Pang Pang is absored in Linux now, he enjoys using LAMP(Linux + Apache + MySQL + php), and runs a great blog on it! One day, the chief of the Pang Pang's hometown found him by his homepage, and send a email to him.

The chief asked him to solve the problem of lamp(not LAMP): The main road of the country has a lot of street lamps, which make the road beautiful at night. But at the same time, the cheif noticed that the light of the lamp overlap at many places, which will cost lots of electricity. However when the chief tried to turn down the lamps, some place were not lit. So he asked Pang to alter the brightness of all the lamps, to make sure that everywhere of the street could be lit up, and minimize the distance of each lamp could light up.

Input

Multiply test cases, terminate with EOF. The descriptions of the test cases follow:

The first line of each test case contains integers N and M (0 < N < 10000 < M < 32768). We assume that the length of the main road is M meters, starts from point 0 and ends at point M. There are N lamps on the road.

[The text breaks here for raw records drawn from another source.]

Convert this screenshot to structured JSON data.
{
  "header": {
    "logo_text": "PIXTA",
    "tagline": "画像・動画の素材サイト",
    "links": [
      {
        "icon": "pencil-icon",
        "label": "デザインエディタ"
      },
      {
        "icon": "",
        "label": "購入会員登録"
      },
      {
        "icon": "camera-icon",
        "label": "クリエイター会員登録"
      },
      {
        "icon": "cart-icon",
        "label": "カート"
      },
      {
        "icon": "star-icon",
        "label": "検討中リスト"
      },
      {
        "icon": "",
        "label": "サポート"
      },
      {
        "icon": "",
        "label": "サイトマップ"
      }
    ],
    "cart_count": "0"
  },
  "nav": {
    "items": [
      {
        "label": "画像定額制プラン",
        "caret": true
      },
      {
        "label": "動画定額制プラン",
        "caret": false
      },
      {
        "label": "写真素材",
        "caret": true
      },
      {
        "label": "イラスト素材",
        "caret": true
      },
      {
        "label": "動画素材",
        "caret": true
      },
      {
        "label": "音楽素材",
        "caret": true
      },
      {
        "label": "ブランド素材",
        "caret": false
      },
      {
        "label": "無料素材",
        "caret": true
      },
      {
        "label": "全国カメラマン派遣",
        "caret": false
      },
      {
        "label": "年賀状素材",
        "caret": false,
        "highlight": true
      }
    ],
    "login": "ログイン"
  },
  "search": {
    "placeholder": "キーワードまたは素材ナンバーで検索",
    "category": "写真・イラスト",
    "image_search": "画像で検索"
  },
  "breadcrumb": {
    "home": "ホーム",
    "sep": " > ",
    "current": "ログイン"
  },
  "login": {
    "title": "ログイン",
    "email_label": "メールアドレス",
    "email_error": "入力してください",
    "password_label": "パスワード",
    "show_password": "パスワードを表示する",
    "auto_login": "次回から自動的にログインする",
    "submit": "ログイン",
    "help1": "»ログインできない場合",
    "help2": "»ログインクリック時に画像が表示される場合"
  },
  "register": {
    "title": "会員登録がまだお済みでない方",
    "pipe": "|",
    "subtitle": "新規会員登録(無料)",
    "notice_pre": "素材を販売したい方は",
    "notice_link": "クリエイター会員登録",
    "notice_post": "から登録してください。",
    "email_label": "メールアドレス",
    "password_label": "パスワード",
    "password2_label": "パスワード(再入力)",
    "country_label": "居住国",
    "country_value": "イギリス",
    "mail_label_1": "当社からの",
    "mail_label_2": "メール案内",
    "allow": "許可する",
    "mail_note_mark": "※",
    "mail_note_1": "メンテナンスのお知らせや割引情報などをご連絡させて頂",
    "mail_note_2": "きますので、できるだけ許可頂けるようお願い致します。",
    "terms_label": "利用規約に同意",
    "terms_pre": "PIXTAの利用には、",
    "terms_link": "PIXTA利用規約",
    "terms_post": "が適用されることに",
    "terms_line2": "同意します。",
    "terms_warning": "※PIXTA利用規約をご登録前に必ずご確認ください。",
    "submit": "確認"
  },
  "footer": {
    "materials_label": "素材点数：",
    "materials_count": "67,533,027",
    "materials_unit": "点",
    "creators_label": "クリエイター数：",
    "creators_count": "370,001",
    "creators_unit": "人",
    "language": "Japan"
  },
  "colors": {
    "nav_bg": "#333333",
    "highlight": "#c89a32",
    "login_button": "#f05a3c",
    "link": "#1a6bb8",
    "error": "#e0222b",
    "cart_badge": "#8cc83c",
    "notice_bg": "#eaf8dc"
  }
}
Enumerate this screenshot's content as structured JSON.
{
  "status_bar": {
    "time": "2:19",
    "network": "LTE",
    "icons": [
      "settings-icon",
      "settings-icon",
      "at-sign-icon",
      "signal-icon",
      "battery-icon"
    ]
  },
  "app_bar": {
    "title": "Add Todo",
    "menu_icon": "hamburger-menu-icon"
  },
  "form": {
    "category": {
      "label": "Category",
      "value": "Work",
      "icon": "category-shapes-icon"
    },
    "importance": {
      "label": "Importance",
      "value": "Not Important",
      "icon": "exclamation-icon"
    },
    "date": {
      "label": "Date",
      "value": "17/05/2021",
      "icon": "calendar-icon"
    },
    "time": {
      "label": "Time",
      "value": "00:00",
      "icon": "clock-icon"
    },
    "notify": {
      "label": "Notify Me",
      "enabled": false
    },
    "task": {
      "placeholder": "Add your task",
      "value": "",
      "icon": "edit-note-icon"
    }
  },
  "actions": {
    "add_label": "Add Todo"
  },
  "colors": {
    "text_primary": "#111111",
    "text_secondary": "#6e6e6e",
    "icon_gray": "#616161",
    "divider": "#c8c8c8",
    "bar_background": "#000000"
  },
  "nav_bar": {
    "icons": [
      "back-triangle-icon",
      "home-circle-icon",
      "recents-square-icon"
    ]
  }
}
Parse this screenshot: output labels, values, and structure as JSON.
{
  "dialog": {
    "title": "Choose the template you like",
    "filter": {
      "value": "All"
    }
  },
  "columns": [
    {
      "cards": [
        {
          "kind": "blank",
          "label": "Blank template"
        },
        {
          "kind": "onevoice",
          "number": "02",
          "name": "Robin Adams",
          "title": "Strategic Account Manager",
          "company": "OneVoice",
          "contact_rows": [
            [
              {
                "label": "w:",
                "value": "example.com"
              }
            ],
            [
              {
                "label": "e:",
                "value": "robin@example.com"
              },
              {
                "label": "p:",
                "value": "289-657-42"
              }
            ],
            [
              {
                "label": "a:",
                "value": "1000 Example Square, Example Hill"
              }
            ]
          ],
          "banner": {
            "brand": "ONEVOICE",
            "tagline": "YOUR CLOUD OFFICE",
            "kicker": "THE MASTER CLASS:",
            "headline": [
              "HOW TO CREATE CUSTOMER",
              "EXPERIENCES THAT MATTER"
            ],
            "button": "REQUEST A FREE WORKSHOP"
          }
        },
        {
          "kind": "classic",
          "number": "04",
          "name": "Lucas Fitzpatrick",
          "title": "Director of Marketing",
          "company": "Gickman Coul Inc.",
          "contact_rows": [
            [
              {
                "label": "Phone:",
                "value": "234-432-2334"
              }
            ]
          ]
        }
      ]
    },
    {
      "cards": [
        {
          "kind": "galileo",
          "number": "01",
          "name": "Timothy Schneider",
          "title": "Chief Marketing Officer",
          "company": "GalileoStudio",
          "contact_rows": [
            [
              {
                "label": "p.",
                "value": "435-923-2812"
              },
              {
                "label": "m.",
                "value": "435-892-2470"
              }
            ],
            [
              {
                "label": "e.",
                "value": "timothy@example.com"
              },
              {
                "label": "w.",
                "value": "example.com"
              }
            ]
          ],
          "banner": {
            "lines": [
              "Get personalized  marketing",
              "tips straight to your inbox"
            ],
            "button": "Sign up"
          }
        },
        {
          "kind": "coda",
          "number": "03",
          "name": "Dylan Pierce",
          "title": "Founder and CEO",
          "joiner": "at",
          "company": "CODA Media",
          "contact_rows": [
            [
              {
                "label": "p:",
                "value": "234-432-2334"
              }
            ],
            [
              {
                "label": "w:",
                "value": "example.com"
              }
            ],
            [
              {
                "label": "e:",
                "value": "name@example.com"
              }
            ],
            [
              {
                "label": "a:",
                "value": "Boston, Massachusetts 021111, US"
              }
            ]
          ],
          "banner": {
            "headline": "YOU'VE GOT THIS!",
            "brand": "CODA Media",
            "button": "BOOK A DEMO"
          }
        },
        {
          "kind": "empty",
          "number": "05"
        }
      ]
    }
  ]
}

The following line contains N integers seperated by single space - the distance between the start point and the i-th street lamp.

Output

For each test case, output one line with a single real number, rounded to two decimal places.

Sample Input 

7 15
14 5 2 7 9 14 1
5 20
1 7 12 18 4

Sample Output

2.50
3.00

//贪心就行，只不过要注意路灯到最左最右边的距离
#include <cstdio>
#include <cstring>
#include <iostream>
#include <algorithm>
const int maxn = 10005;
using namespace std;

int lamp[maxn];

int main()
{
    int n,m;
    while(scanf("%d %d", &n, &m) != EOF)
    {
        for(int i = 0; i < n; i++)
            scanf("%d",&lamp[i]);
        sort(lamp, lamp+n);
        double ans = (double)max(lamp[0], m - lamp[n-1]);
        for(int i = 1; i < n; i++)
            ans = max(ans, (double)(lamp[i]-lamp[i-1])/2);
        printf("%.2lf\n",ans);
    }
    return 0;
}